The Greens lost some of their Maori voters and some of their female voters – having a white dude solely running a party championing diversity probably didn’t help the optics all that much.

It’s a situation that could have been avoided on both counts had the party quickly slotted a competent and respected operator such as Marama Davidson into the position of co-leader, at least until after the election had taken place and a more democratic process could have been pursued.

I know what the party hacks will say ‘but our constitution doesn’t allow for that’. Well if that’s the case then your constitution needs an amendment.

2. Golriz Ghahraman should have been 6 on the party list.

Ghahraman will probably get home on special votes but she should have been handed a guaranteed position in the next parliament anyway.

That is, at least ahead of Chloe Swarbrick and Gareth Hughes. Swarbrick will no doubt bring an exciting brand of energy-infused politics to parliament but she has nothing on the experience of a not-much-older Ghahraman, who has both ‘Oxford’ and ‘United Nations’ on the resume.

The fairest assessment of Hughes I can conjure up is ‘Most improved player’, and at least, after 3 terms he can now capably address the media without the assistance from a PR minder.

But if you’ve been in parliament representing your party for 3 terms exclusively from the party list, then it’s probably fair to the party and its members that you opt to stand again outside the 5% threshold and prove you’ve actually added something in your time in parliament, something that makes voters want to ensure your return.

Not only would the marketing of Ghahraman bolstered the intellectual wing of the party, making it even more appealing to urban liberals, it could have also attracted some nervous 1st and 2nd generation kiwi voters who feel the major parties are too often pandering to the likes of Winston Peters and his dog whistling bullshit.

As an extension to this, Ghahraman encapsulates everything the party idealizes when they talk about increasing New Zealand’s refugee intake.

Having already been tested in her previous roles, it makes her a more likely candidate to lead the party in years to come.

3. How a TOP top-up could have played out, but didn’t.

It is of course something the party machine will brush off in light of aforementioned constitutional constraints, but it is again these participatory entanglements that ensured the Greens’ lost an important opportunity when both Clendon and Kennedy resigned.

It was August 7th and barely a week since Ardern had taken over the Labour party, the Greens were in strife as two of their sitting MPs had walked and probably taken with them some of that blue-green vote that is often talked of but equally difficult to quantify.

Running parallel to the Green meltdown was an apprehensive Gareth Morgan who could already see his fledgling party’s’ writing on the wall. TOP were simply not going to make the 5% threshold in the shadows of a newly refurbished Labour party and so in desperation Morgan made Ardern a rather brash offer: To ‘fold the tent’ and disband TOP provided her party adopted their policies.
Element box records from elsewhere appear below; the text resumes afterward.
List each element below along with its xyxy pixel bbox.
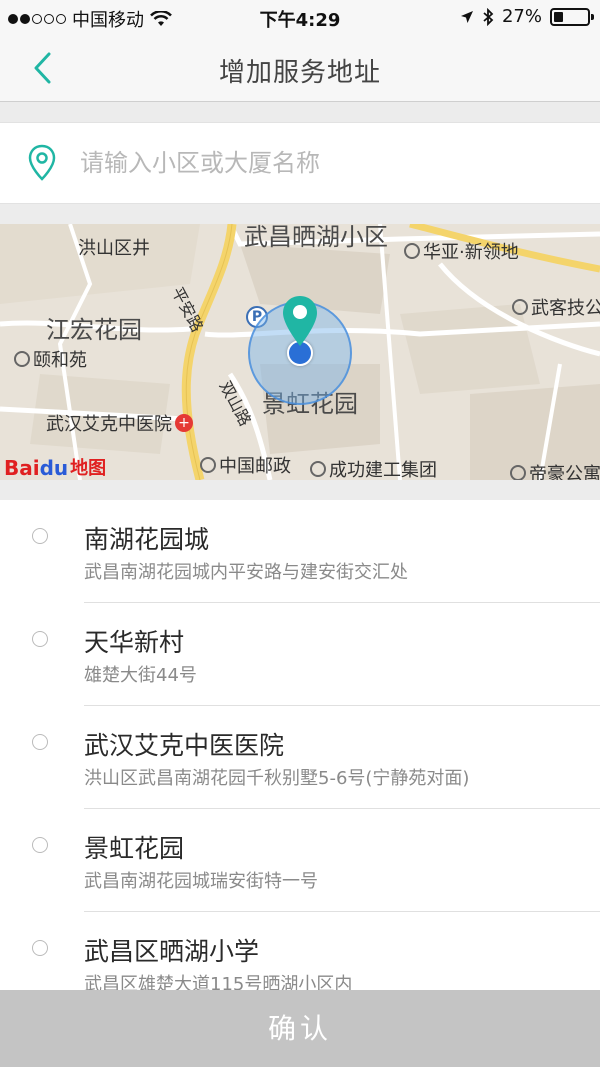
page-title: 增加服务地址 (218, 58, 381, 88)
hospital-icon: + (175, 414, 193, 432)
map-label-top-area: 武昌晒湖小区 (244, 224, 388, 251)
result-name: 武昌区晒湖小学 (84, 937, 260, 966)
result-address: 武昌区雄楚大道115号晒湖小区内 (84, 974, 353, 990)
list-item[interactable]: 武昌区晒湖小学 武昌区雄楚大道115号晒湖小区内 (0, 912, 600, 990)
list-item[interactable]: 南湖花园城 武昌南湖花园城内平安路与建安街交汇处 (0, 500, 600, 603)
map-label-district-well: 洪山区井 (78, 238, 150, 259)
search-bar (0, 122, 600, 204)
status-bar: 中国移动 下午4:29 27% (0, 0, 600, 34)
address-results-list: 南湖花园城 武昌南湖花园城内平安路与建安街交汇处 天华新村 雄楚大街44号 武汉… (0, 500, 600, 990)
location-arrow-icon (460, 10, 473, 23)
radio-button[interactable] (32, 528, 48, 544)
battery-icon (550, 7, 594, 26)
poi-icon (14, 351, 30, 367)
radio-button[interactable] (32, 734, 48, 750)
map-label-chenggong: 成功建工集团 (310, 456, 437, 480)
result-address: 武昌南湖花园城内平安路与建安街交汇处 (84, 562, 408, 583)
battery-percentage: 27% (501, 6, 542, 27)
search-input[interactable] (80, 149, 550, 177)
map-marker-icon[interactable] (280, 294, 320, 348)
map-label-wuke: 武客技公 (512, 294, 600, 320)
map-label-yiheyuan: 颐和苑 (14, 346, 87, 372)
map-label-aike-hospital: 武汉艾克中医院 + (46, 410, 193, 436)
map-label-post: 中国邮政 (200, 452, 291, 478)
bluetooth-icon (483, 7, 494, 26)
map-view[interactable]: 武昌晒湖小区 洪山区井 华亚·新领地 平安路 江宏花园 武客技公 颐和苑 景虹花… (0, 224, 600, 480)
list-item[interactable]: 天华新村 雄楚大街44号 (0, 603, 600, 706)
result-name: 武汉艾克中医医院 (84, 731, 285, 760)
poi-icon (404, 243, 420, 259)
map-label-huaya: 华亚·新领地 (404, 238, 519, 264)
map-label-dihao: 帝豪公寓 (510, 460, 600, 480)
confirm-button[interactable]: 确认 (0, 990, 600, 1067)
list-item[interactable]: 武汉艾克中医医院 洪山区武昌南湖花园千秋别墅5-6号(宁静苑对面) (0, 706, 600, 809)
poi-icon (512, 299, 528, 315)
result-address: 雄楚大街44号 (84, 665, 197, 686)
map-label-jianghong: 江宏花园 (46, 316, 142, 344)
result-address: 洪山区武昌南湖花园千秋别墅5-6号(宁静苑对面) (84, 768, 470, 789)
status-right: 27% (460, 6, 594, 27)
radio-button[interactable] (32, 940, 48, 956)
result-name: 天华新村 (84, 628, 185, 657)
poi-icon (310, 461, 326, 477)
result-name: 景虹花园 (84, 834, 185, 863)
result-name: 南湖花园城 (84, 525, 210, 554)
navigation-bar: 增加服务地址 (0, 34, 600, 102)
poi-icon (200, 457, 216, 473)
radio-button[interactable] (32, 631, 48, 647)
radio-button[interactable] (32, 837, 48, 853)
baidu-map-logo: Bai du 地图 (4, 456, 107, 480)
result-address: 武昌南湖花园城瑞安街特一号 (84, 871, 318, 892)
location-pin-icon (26, 143, 58, 183)
poi-icon (510, 465, 526, 480)
list-item[interactable]: 景虹花园 武昌南湖花园城瑞安街特一号 (0, 809, 600, 912)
Well, that was never going to happen.

Jacinda didn’t want to go to the ball with Gareth anyway, she was waiting for James to sort his shit out. But despite already having a date with Jacinda, James couldn’t help but notice how much he had in common with Gareth. So it was up to James to balance romance with bromance.
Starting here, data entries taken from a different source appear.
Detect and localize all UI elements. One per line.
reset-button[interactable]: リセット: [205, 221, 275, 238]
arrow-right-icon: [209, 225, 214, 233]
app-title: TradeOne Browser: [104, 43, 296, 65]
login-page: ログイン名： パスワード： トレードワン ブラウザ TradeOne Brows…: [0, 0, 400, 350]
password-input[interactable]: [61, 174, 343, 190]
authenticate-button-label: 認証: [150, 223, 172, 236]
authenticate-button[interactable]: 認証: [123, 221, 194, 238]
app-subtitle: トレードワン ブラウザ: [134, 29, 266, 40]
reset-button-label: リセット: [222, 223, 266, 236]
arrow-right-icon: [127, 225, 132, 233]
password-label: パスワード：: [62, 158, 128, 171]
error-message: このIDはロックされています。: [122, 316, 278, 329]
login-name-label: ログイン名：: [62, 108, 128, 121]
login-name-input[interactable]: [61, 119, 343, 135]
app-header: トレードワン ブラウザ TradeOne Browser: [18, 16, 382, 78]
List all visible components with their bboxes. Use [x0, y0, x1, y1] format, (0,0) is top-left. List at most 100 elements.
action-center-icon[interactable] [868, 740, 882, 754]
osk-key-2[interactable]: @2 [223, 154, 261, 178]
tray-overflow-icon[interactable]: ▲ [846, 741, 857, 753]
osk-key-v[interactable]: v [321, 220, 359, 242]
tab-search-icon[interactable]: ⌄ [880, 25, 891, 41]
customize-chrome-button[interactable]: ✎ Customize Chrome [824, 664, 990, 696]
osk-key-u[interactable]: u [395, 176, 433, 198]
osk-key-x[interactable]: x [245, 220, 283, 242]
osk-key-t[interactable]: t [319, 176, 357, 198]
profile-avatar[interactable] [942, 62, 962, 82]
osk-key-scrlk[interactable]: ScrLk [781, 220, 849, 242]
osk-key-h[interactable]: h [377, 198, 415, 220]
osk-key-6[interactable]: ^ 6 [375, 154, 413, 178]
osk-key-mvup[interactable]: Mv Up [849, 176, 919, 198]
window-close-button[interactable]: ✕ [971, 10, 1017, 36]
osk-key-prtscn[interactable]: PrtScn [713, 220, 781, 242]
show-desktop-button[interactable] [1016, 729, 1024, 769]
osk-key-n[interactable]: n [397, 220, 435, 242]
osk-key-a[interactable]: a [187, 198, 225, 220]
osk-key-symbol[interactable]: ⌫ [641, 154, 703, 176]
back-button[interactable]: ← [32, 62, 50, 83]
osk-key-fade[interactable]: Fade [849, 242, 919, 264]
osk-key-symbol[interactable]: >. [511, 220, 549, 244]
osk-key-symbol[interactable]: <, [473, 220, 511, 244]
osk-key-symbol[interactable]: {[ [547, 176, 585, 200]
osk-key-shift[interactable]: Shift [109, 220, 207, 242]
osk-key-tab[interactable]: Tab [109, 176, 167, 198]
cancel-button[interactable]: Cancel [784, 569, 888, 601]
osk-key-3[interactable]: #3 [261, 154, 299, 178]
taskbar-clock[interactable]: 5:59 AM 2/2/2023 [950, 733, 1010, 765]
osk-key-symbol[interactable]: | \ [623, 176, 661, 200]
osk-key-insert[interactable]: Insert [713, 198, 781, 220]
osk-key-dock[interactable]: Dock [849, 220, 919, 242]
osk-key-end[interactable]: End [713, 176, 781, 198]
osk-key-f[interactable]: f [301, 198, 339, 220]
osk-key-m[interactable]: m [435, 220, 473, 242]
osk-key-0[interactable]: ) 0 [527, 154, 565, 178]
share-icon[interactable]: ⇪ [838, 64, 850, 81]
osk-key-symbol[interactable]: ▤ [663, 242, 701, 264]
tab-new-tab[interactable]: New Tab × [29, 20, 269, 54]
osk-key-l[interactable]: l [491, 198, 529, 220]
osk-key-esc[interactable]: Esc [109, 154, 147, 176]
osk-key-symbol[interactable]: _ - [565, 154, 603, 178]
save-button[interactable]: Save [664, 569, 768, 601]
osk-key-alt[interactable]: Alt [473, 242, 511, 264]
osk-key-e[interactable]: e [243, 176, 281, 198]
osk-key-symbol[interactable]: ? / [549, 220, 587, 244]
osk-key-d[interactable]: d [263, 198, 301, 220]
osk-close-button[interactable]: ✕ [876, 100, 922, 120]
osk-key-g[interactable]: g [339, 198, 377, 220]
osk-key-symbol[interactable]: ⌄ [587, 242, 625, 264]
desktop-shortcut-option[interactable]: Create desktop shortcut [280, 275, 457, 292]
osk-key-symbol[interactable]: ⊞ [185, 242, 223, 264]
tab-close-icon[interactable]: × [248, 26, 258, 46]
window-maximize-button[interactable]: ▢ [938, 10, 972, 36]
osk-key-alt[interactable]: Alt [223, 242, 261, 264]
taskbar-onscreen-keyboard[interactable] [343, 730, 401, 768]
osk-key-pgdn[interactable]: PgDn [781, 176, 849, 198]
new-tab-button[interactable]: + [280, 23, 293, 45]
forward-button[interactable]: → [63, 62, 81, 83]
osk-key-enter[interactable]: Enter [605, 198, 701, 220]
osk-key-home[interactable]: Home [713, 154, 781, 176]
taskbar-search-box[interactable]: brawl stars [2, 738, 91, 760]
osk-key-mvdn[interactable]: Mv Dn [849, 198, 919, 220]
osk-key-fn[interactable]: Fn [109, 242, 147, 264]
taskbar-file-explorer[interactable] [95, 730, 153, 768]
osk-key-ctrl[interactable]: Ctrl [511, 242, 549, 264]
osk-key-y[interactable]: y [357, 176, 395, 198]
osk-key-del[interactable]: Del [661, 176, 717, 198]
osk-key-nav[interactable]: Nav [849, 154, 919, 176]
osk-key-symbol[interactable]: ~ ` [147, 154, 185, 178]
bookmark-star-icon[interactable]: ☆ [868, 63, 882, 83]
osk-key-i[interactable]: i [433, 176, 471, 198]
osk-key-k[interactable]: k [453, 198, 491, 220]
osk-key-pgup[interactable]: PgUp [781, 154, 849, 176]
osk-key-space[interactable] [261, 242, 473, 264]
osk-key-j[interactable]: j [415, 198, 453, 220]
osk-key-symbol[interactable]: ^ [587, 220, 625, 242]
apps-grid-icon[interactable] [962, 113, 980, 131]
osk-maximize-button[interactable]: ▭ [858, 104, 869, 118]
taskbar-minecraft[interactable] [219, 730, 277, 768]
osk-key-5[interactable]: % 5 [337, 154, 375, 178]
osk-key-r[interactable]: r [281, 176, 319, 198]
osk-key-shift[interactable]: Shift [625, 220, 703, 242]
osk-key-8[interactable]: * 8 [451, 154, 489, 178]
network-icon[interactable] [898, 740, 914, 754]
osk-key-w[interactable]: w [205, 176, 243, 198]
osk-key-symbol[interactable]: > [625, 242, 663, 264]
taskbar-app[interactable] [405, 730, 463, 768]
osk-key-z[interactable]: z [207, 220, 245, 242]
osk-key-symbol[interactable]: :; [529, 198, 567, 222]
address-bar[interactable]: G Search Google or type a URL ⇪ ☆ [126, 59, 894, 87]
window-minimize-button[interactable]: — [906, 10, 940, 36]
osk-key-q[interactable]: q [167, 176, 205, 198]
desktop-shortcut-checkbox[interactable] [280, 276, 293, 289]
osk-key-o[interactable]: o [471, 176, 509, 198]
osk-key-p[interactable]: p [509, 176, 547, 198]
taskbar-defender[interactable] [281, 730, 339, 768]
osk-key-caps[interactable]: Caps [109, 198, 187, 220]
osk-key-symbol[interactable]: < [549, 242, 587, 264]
Upon the departure of Clendon and Kennedy, a more bold Green Party could have made an alliance with TOP offering them the respective places of each departing MP; Kennedy’s 8th place (to TOP’s Geoff Simmons) & Clendon’s 16th place (to TOP’s Teresa Moore).

In the end though, Shaw turned up at the school ball all on his own, Jacinda got there a little late and deflated while Morgan stayed home playing video games.
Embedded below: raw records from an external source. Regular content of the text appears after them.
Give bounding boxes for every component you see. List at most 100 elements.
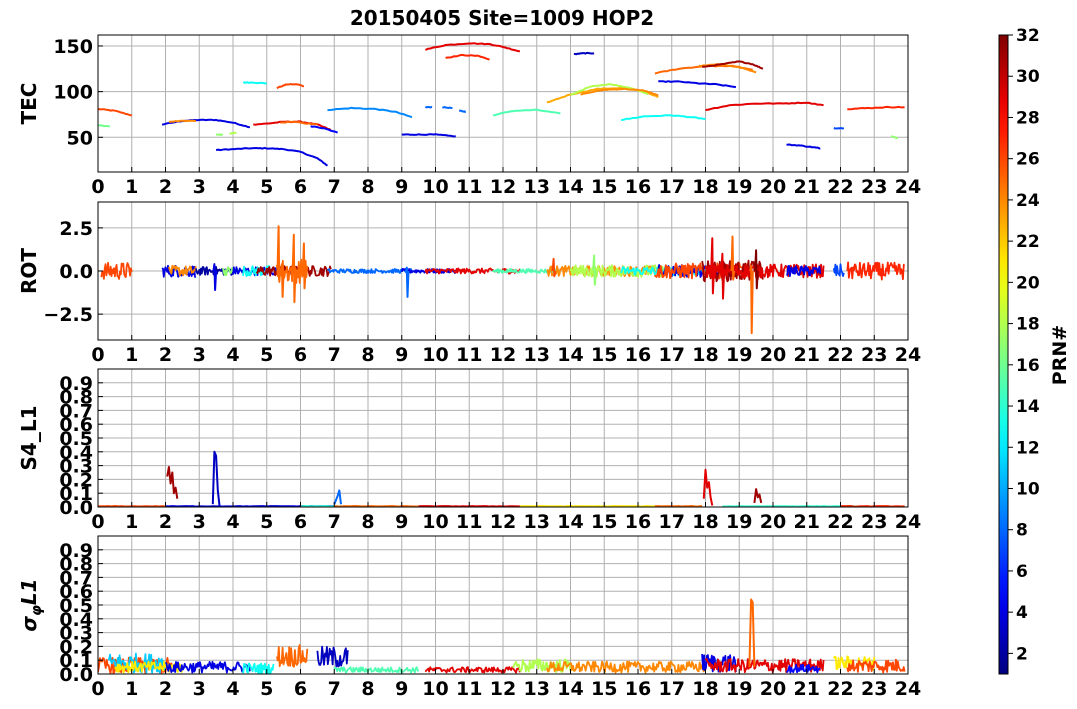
- x-tick-label: 8: [361, 511, 374, 533]
- x-tick-label: 6: [294, 678, 307, 700]
- x-tick-label: 19: [726, 176, 752, 198]
- sigma-series-prn26: [846, 658, 906, 674]
- x-tick-label: 18: [692, 344, 718, 366]
- y-tick-label: 0.9: [59, 373, 93, 395]
- x-tick-label: 4: [226, 176, 239, 198]
- x-tick-label: 15: [591, 344, 617, 366]
- colorbar-tick-label: 4: [1016, 603, 1028, 623]
- tec-series-prn8: [424, 105, 433, 109]
- x-tick-label: 22: [827, 511, 853, 533]
- x-tick-label: 8: [361, 678, 374, 700]
- x-tick-label: 5: [260, 176, 273, 198]
- colorbar-tick-label: 12: [1016, 438, 1040, 458]
- y-tick-label: 50: [67, 127, 93, 149]
- tec-series-prn16: [98, 124, 110, 128]
- x-tick-label: 15: [591, 511, 617, 533]
- rot-series-prn7: [832, 263, 845, 277]
- x-tick-label: 18: [692, 176, 718, 198]
- x-tick-label: 4: [226, 511, 239, 533]
- x-tick-label: 6: [294, 344, 307, 366]
- tec-series-prn4: [401, 133, 456, 138]
- y-axis-label-part: φ: [29, 605, 45, 616]
- y-axis-label: ROT: [17, 248, 41, 294]
- colorbar-tick-label: 20: [1016, 273, 1040, 293]
- colorbar-tick-label: 2: [1016, 644, 1028, 664]
- x-tick-label: 12: [490, 678, 516, 700]
- sigma-peak-prn25: [748, 598, 756, 668]
- colorbar-tick-label: 24: [1016, 191, 1040, 211]
- colorbar: 2468101214161820222426283032PRN#: [998, 26, 1071, 675]
- rot-spike-prn29: [720, 252, 726, 300]
- colorbar-tick-label: 32: [1016, 26, 1040, 46]
- x-tick-label: 12: [490, 511, 516, 533]
- x-tick-label: 23: [861, 511, 887, 533]
- x-tick-label: 19: [726, 678, 752, 700]
- x-tick-label: 0: [91, 511, 104, 533]
- x-tick-label: 13: [524, 344, 550, 366]
- x-tick-label: 0: [91, 678, 104, 700]
- x-tick-label: 18: [692, 678, 718, 700]
- x-tick-label: 5: [260, 511, 273, 533]
- x-tick-label: 5: [260, 678, 273, 700]
- x-tick-label: 2: [159, 344, 172, 366]
- x-tick-label: 7: [328, 511, 341, 533]
- x-tick-label: 12: [490, 176, 516, 198]
- x-tick-label: 20: [760, 176, 786, 198]
- x-tick-label: 0: [91, 176, 104, 198]
- x-tick-label: 3: [193, 344, 206, 366]
- colorbar-tick-label: 16: [1016, 356, 1040, 376]
- x-tick-label: 17: [659, 511, 685, 533]
- sigma-series-prn25: [276, 644, 309, 668]
- x-tick-label: 13: [524, 511, 550, 533]
- x-tick-label: 20: [760, 678, 786, 700]
- tec-series-prn27: [445, 53, 490, 61]
- x-tick-label: 2: [159, 678, 172, 700]
- x-tick-label: 11: [456, 678, 482, 700]
- y-axis-label-part: L1: [17, 578, 41, 605]
- x-tick-label: 23: [861, 176, 887, 198]
- chart-title: 20150405 Site=1009 HOP2: [350, 6, 654, 30]
- tec-series-prn9: [327, 106, 413, 119]
- x-tick-label: 17: [659, 344, 685, 366]
- y-tick-label: 150: [53, 36, 93, 58]
- y-axis-label: S4_L1: [17, 406, 41, 471]
- x-tick-label: 21: [794, 176, 820, 198]
- x-tick-label: 8: [361, 176, 374, 198]
- rot-spike-prn32: [754, 249, 759, 290]
- colorbar-tick-label: 28: [1016, 108, 1040, 128]
- x-tick-label: 14: [557, 511, 583, 533]
- colorbar-tick-label: 8: [1016, 521, 1028, 541]
- tec-series-prn18: [229, 131, 237, 135]
- rot-spike-prn25: [301, 242, 307, 290]
- panel-3: 0 1 2 3 4 5 6 7 8 9 10 11 12 13 14 15 16 17 18 19 20 21 22 23 24…: [17, 368, 921, 533]
- x-tick-label: 9: [395, 344, 408, 366]
- x-tick-label: 9: [395, 176, 408, 198]
- rot-spike-prn25: [291, 233, 297, 304]
- y-tick-label: 2.5: [59, 218, 93, 240]
- x-tick-label: 5: [260, 344, 273, 366]
- x-tick-label: 10: [422, 176, 448, 198]
- x-tick-label: 22: [827, 176, 853, 198]
- y-axis-label: TEC: [17, 83, 41, 125]
- rot-spike-prn17: [592, 254, 597, 286]
- x-tick-label: 4: [226, 678, 239, 700]
- x-tick-label: 6: [294, 176, 307, 198]
- panel-2: 0 1 2 3 4 5 6 7 8 9 10 11 12 13 14 15 16 17 18 19 20 21 22 23 24…: [17, 201, 921, 366]
- rot-spike-prn8: [404, 266, 410, 298]
- tec-series-prn8: [458, 109, 467, 113]
- plot-area: [98, 42, 905, 167]
- x-tick-label: 16: [625, 344, 651, 366]
- x-tick-label: 1: [125, 511, 138, 533]
- x-tick-label: 4: [226, 344, 239, 366]
- colorbar-tick-label: 26: [1016, 150, 1040, 170]
- tec-series-prn29: [705, 101, 824, 111]
- tec-series-prn24: [168, 119, 196, 123]
- x-tick-label: 24: [895, 678, 921, 700]
- x-tick-label: 14: [557, 176, 583, 198]
- x-tick-label: 11: [456, 176, 482, 198]
- tec-series-prn13: [620, 114, 706, 122]
- y-tick-label: −2.5: [43, 304, 93, 326]
- x-tick-label: 8: [361, 344, 374, 366]
- rot-series-prn27: [846, 261, 906, 281]
- colorbar-tick-label: 30: [1016, 67, 1040, 87]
The cold reality for Green party faithful is that they have never actually been in Government even when they were called something else.

TL:DR Political campaigns require political parties with broad appeal and the ability to be nimble, the Greens were neither and were almost wiped out because of it. 

* Yes, I am aware it’s not ‘technically over’ but after listening to Peters last night it’ll be the Greens mostly on the outer (again) even if any deal is struck between NZ First & Labour.